How to extract a substring from an EDL line, between 2 sequences of characters


With Powershell, I want to extract from a video markers EDL file (Edit Decision List), the content related the Marker name. Here an example of an EDL line

 |C:ResolveColorBlue |M:The Importance of Planning and Preparedness |D:1

I want all what's contained after |M: and before |D: and assign it to a variable.

I applied Regex

$MarkerName = [regex]::Match($line, '[^|M:]+(?= |D:)').Value

In my mind it should extract all what's included between |M: and |D:

I saw an example here https://collectingwisdom.com/powershell-substring-after-character/

No it doesn't. It extracts ResolveColorBlue and nothing else.

Io also tried to apply what's int here

powershell extract text between two strings

But it deosn't work.
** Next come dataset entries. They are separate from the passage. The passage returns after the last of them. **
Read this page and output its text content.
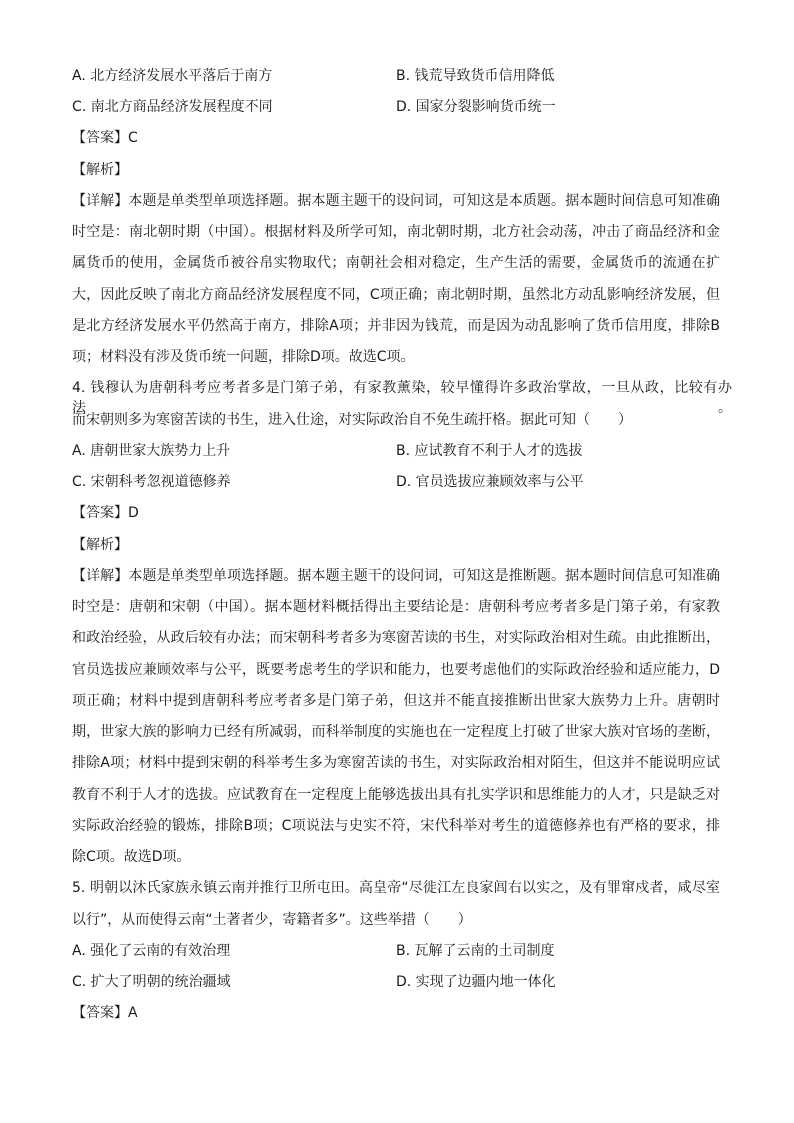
A. 北方经济发展水平落后于南方	B. 钱荒导致货币信用降低
C. 南北方商品经济发展程度不同	D. 国家分裂影响货币统一
【答案】C
【解析】
【详解】本题是单类型单项选择题。据本题主题干的设问词，可知这是本质题。据本题时间信息可知准确
时空是：南北朝时期（中国）。根据材料及所学可知，南北朝时期，北方社会动荡，冲击了商品经济和金
属货币的使用，金属货币被谷帛实物取代；南朝社会相对稳定，生产生活的需要，金属货币的流通在扩
大，因此反映了南北方商品经济发展程度不同，C项正确；南北朝时期，虽然北方动乱影响经济发展，但
是北方经济发展水平仍然高于南方，排除A项；并非因为钱荒，而是因为动乱影响了货币信用度，排除B
项；材料没有涉及货币统一问题，排除D项。故选C项。
4. 钱穆认为唐朝科考应考者多是门第子弟，有家教薰染，较早懂得许多政治掌故，一旦从政，比较有办法。
而宋朝则多为寒窗苦读的书生，进入仕途，对实际政治自不免生疏扞格。据此可知（　　）
A. 唐朝世家大族势力上升	B. 应试教育不利于人才的选拔
C. 宋朝科考忽视道德修养	D. 官员选拔应兼顾效率与公平
【答案】D
【解析】
【详解】本题是单类型单项选择题。据本题主题干的设问词，可知这是推断题。据本题时间信息可知准确
时空是：唐朝和宋朝（中国）。据本题材料概括得出主要结论是：唐朝科考应考者多是门第子弟，有家教
和政治经验，从政后较有办法；而宋朝科考者多为寒窗苦读的书生，对实际政治相对生疏。由此推断出，
官员选拔应兼顾效率与公平，既要考虑考生的学识和能力，也要考虑他们的实际政治经验和适应能力，D
项正确；材料中提到唐朝科考应考者多是门第子弟，但这并不能直接推断出世家大族势力上升。唐朝时
期，世家大族的影响力已经有所减弱，而科举制度的实施也在一定程度上打破了世家大族对官场的垄断，
排除A项；材料中提到宋朝的科举考生多为寒窗苦读的书生，对实际政治相对陌生，但这并不能说明应试
教育不利于人才的选拔。应试教育在一定程度上能够选拔出具有扎实学识和思维能力的人才，只是缺乏对
实际政治经验的锻炼，排除B项；C项说法与史实不符，宋代科举对考生的道德修养也有严格的要求，排
除C项。故选D项。
5. 明朝以沐氏家族永镇云南并推行卫所屯田。高皇帝“尽徙江左良家闾右以实之，及有罪窜戍者，咸尽室
以行”，从而使得云南“土著者少，寄籍者多”。这些举措（　　）
A. 强化了云南的有效治理	B. 瓦解了云南的土司制度
C. 扩大了明朝的统治疆域	D. 实现了边疆内地一体化
【答案】A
It's referred to a file, while I have already elaborated all the file content to get my string I need to filter

Where am I wrong please?


Solution

  • Your pattern, [^|M:]+(?= |D:), matches like this:

    • [^|M:]+ - one or more occurrences (+) of any characters but | and M ([^|M:], a negated character class)
    • (?= |D:) - that is immediately followed with either a space or D:.

    As you see here (mind the selected .NET regex engine on the left!), the match is really ResolveColorBlue as the matching can start after the first : as there is no : and | until the first space, and then it matches till the first whitespace since right after it there is a | char and it cannot be matched with [^|M]. You can see for yourself how the regex engine processes the string at regex101.com:

    enter image description here

    Use

    (?<=\|M:).*?(?=\|D:)
    

    Or, to trim any whitespaces from the match with the regex itself:

    (?<=\|M:\s*).*?(?=\s*\|D:)
    

    This regex (see its demo) extracts strings between |M and |D:.

    The pipe must be escaped to match a literal | char.

    More details:

    • (?<=\|M:\s*) - a positive lookbehind that matches a location that is immediately preceded with |M: and any zero or more whitespaces
    • .*? - any zero or more chars other than newline as few as possible
    • (?=\s*\|D:) - a positive lookahead that matches a location that is immediately followed with any zero or more whitespaces and then |D:.